Every penny on the first-class postage rate equates to $1 billion. If Congress would allow the postal service to reduce that 10-cent discount to 5 cents, it would increase revenue by $5 billion per year.
This effort, in conjunction with tweaking the rates of bulk business mail, could increase revenue by an additional $1.5 billion to $2 billion a year. Such bold action would allow the postal service to forgo future rate increases similar to the Jan. 26 increase and possibly for the first time in its history even lower the first-class rate in the future.
The future success of the postal service also requires postal unions to change – things such as handling grievances off the clock, the way UPS does, with the at-fault party in the grievance process paying all. And one of the biggest cost-saving measures would be to allow letter carriers, clerks and mail handlers, to cross crafts.
This would be a huge saving and help address the problem of some crafts having excess employees while other crafts have critical shortages.

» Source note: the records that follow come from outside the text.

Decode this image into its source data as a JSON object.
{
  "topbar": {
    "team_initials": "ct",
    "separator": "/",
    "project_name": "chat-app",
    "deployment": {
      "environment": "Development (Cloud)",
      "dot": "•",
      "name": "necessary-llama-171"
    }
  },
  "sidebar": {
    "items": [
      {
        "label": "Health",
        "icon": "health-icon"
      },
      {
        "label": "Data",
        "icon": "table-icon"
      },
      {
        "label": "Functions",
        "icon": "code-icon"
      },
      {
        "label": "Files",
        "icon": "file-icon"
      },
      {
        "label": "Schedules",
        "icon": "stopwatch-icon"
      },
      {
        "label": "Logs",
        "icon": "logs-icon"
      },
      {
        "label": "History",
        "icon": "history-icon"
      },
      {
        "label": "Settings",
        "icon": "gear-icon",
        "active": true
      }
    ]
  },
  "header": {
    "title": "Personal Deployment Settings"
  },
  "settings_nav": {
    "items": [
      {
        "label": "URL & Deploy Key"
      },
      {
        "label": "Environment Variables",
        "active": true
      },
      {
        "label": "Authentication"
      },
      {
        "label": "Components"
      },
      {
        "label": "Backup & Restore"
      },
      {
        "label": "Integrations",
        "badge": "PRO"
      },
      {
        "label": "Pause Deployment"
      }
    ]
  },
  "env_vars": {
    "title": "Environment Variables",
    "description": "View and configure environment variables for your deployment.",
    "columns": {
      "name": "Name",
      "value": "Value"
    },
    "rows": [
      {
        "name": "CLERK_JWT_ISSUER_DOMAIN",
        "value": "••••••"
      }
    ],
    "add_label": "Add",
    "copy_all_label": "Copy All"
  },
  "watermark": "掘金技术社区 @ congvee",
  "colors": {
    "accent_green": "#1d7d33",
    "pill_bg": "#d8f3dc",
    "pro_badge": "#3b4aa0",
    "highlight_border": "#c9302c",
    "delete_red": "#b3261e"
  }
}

All of these changes will be hard for special interests to swallow. The choice is simple. Allow the postal service to fail or make these changes as well as others being discussed in the Postal Reform Act of 2013 and allow the Postal Service to serve the nation as a productive part of the economy.
The legislation must have bipartisan buy-in and cooperation.
To that end, Congress and the citizens who depend on the postal service should know the following: In Fiscal Year 2013 operations (the collection, processing and delivery of mail), the postal service broke even.
The huge losses mentioned in the news media are a result of the $5.4 billion payment per year over the past six years. It is time for action.
(Jim Adams of Pittsfield is former chief of staff for three postmasters general.)